Donald Tusk prezentuje dwie wizje co do przyszłości unijnego budżetu na lata 2014-2020 - ujawnia brukselska korespondentka RMF FM Katarzyna Szymańska-Borginon. Premier mówi dziennikarzom, że liczy na happy end, ale w rozmowie z szefem europarlamentu zdecydowanie traci pewność siebie.

Eurodeputowani chcą zawetować unijny budżet, który daje Polsce ponad 105 miliardów euro. W środę przegłosowali rezolucję wzywającą do odrzucenia go.

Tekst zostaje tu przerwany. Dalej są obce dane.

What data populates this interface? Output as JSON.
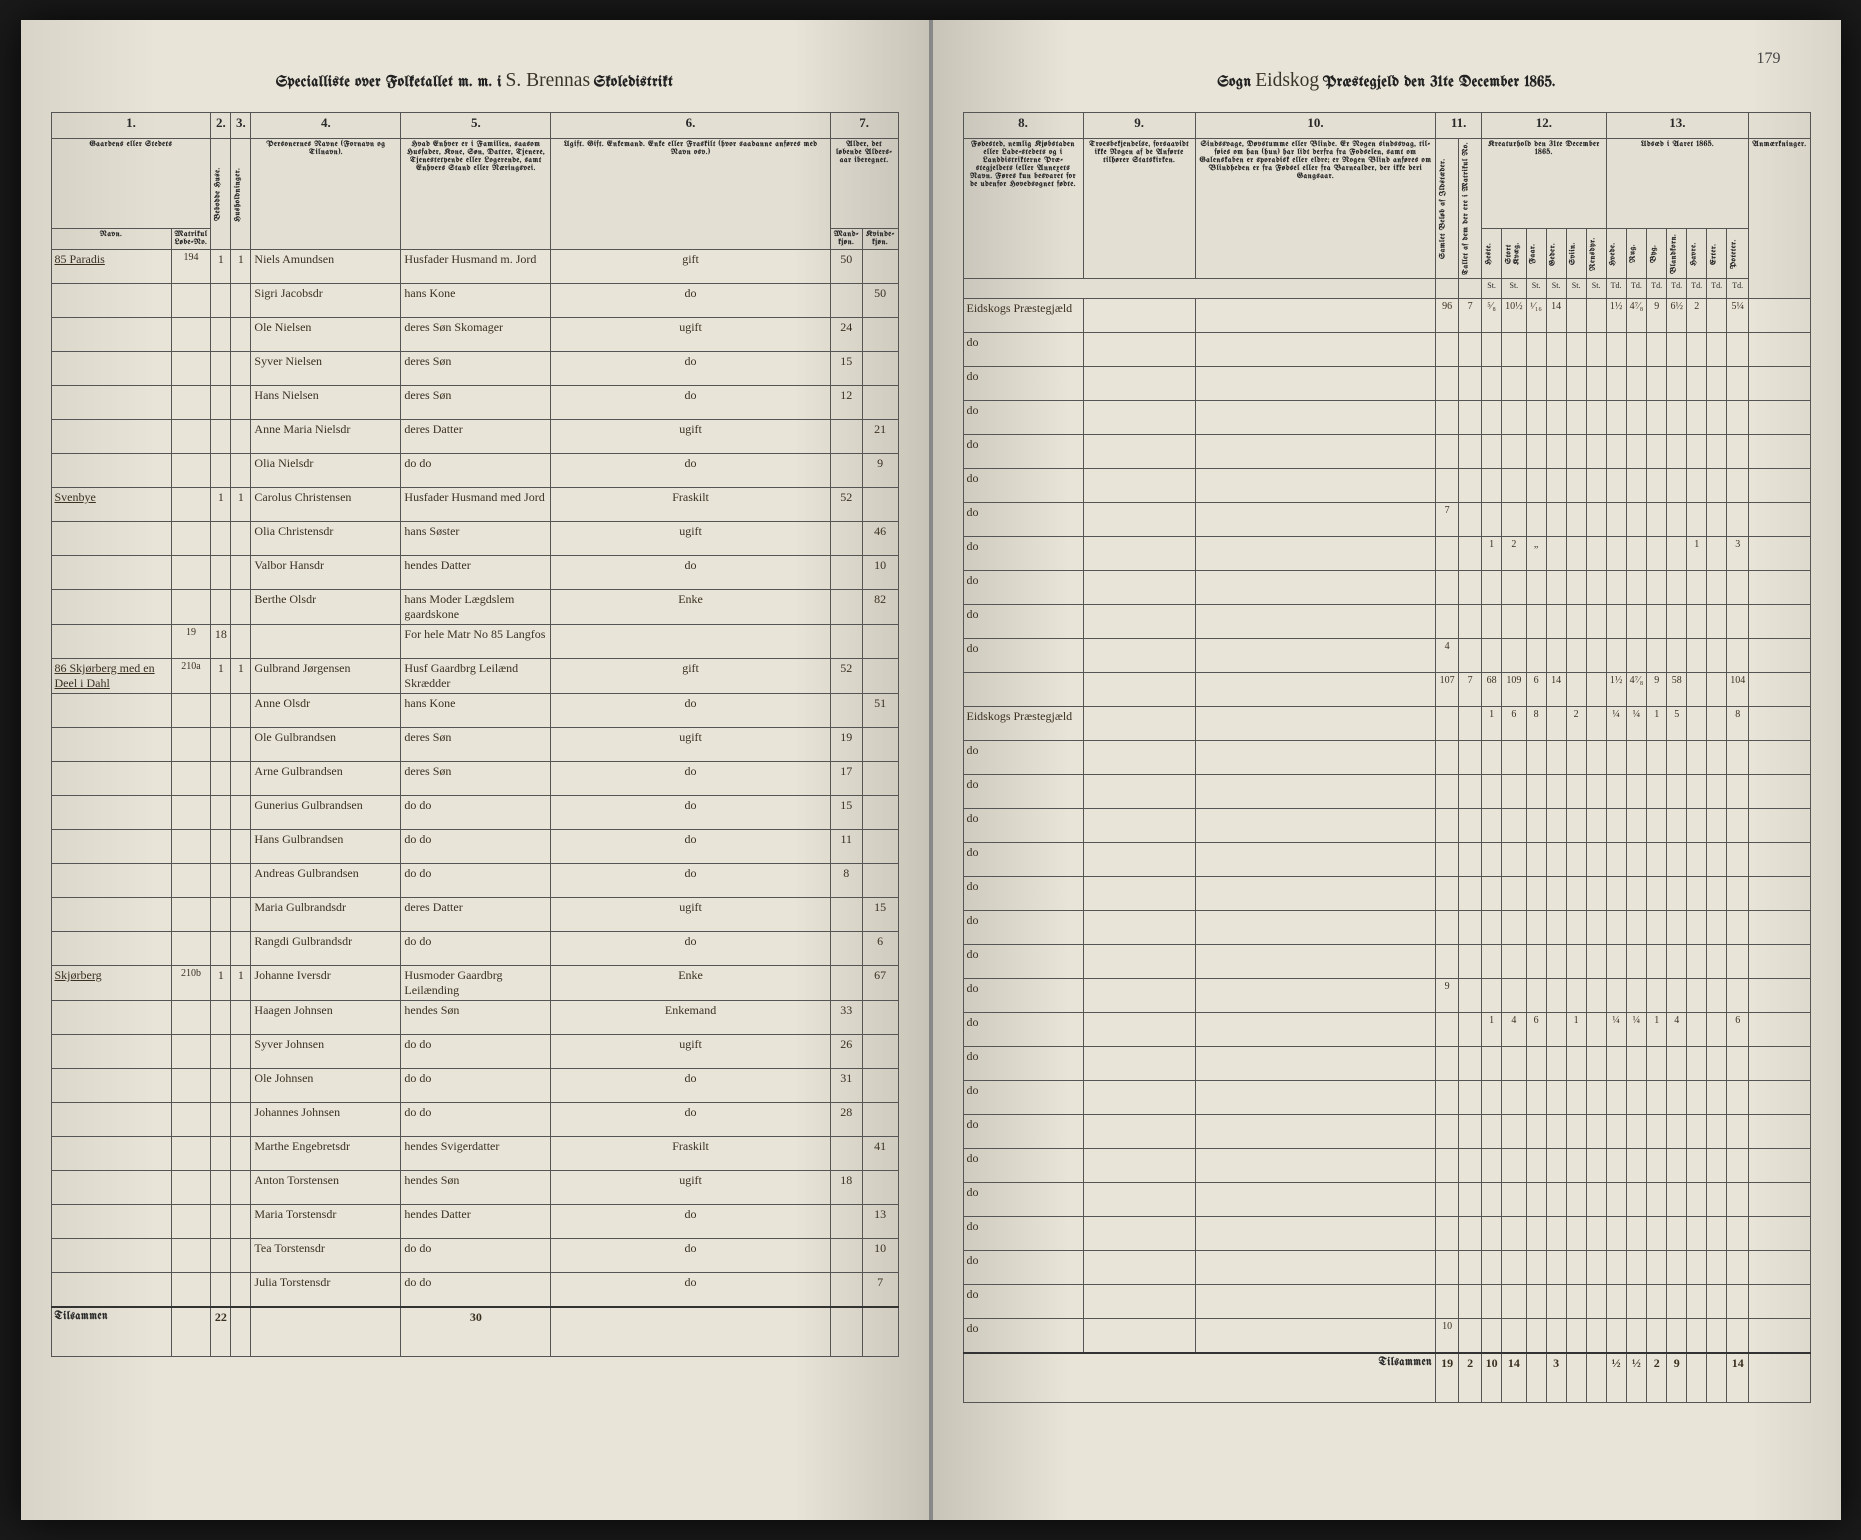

Pojawiło się więc ryzyko, że Polska może stracić część wywalczonych już funduszy.  Nasza korespondentka dowiedziała się, że eurodeputowani dostali informacje o tym, ile każdy z krajów otrzymuje w nowym budżecie. Suma dla Polski była zaznaczona na czerwono, co sugeruje, że właśnie ona mogłaby się zmniejszyć. 

Mimo niepokojącej sytuacji Premier Tusk nie ma wątpliwości, że negocjacje z europarlamentem zakończą się  happy endem. Akurat w tej sprawie śpię absolutnie spokojnie - mówił dziennikarzom. Co znamienne, nie powtórzył tych słów w rozmowie z Martinem Schulzem. Mamy bardzo przyjacielskie relacje, ale nic mi takiego nie powiedział- ujawnił pytany przez Katarzynę Szymańską-Borginon przewodniczący europarlamentu. Poradził eż premierowi Tuskowi, by zaangażował się w wypracowanie kompromisu, jeżeli chce być pewny przyjęcia budżetu.